9年間でいろいろありましたが、やはり特許が承認されたり、R&Dでブレイクスルーがあると嬉しいものです。これまでに60もの特許を取得していて、非常に強固な知的財産を有していると思います。開発したものが成功するのを祝うことは嬉しいですね。
コロナ禍で残念だったのは、レストラン産業や食品店の経営難でイノベーションに歯止めがかかったことです。回復まで1年半ほど試練の道がありました。
―ー2022年3月に行われたシリーズEで8500万ドル(約108億円)を調達し、これまでの資金調達総額は2億ドル(約254億円)以上に上ります。新たな資金の使い道はどのようにお考えでしょうか。

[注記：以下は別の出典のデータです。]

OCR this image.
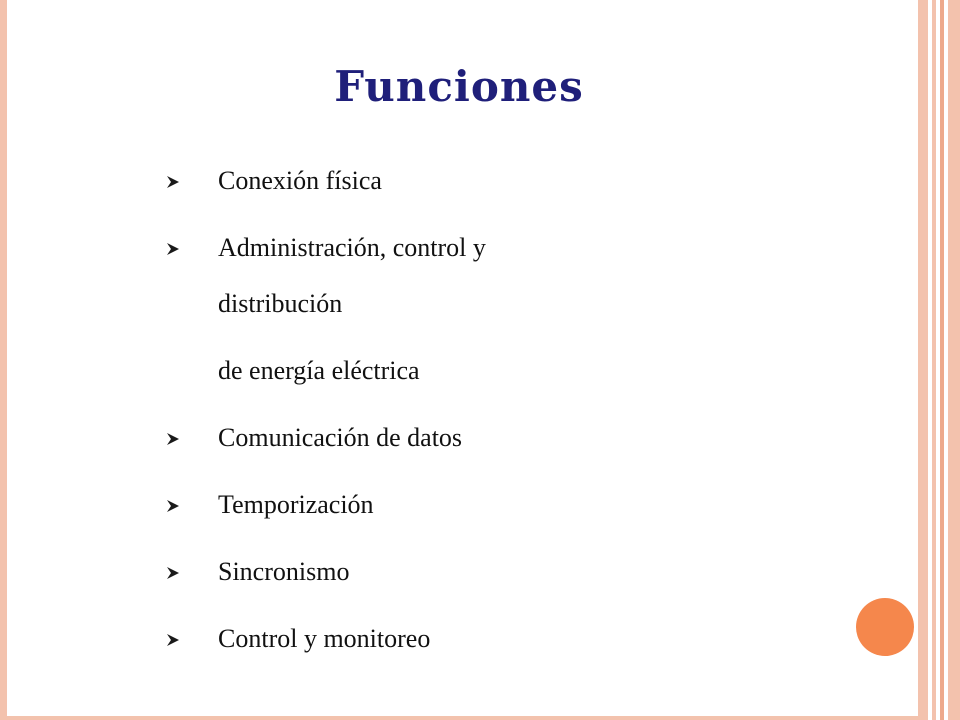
Funciones
Conexión física
Administración, control y
distribución
de energía eléctrica
Comunicación de datos
Temporización
Sincronismo
Control y monitoreo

グローバル展開を広げていきます。今は主に欧州とアジアに注力していて、つい先日もプロテイン製品に関して欧州の規制承認が降りたところです。日本でも既に規制承認を受けていますよ。日本国内では、味の素と提携しています。もうすぐ他の提携についても発表する予定です。日本は私たちが力を入れているマーケットの1つです。
―ー今後の目標を教えてください。
今のところは、ClearIQとFermentIQの両製品で、なるべく多くの国での規制に対する承認を受けることが目標です。各国でどのような規制や基準があるのかに対して調査や取り組みを進めており、毎月2-3カ国で承認が降りています。それと同時に、各国での販売を担う代理店との提携を進めていきます。カスタマーエンゲージメントへの支援として当社の製品をどう食品に活用していくかなども伝えながら、より多くの国で存在感を高めるべく努力をしていきます。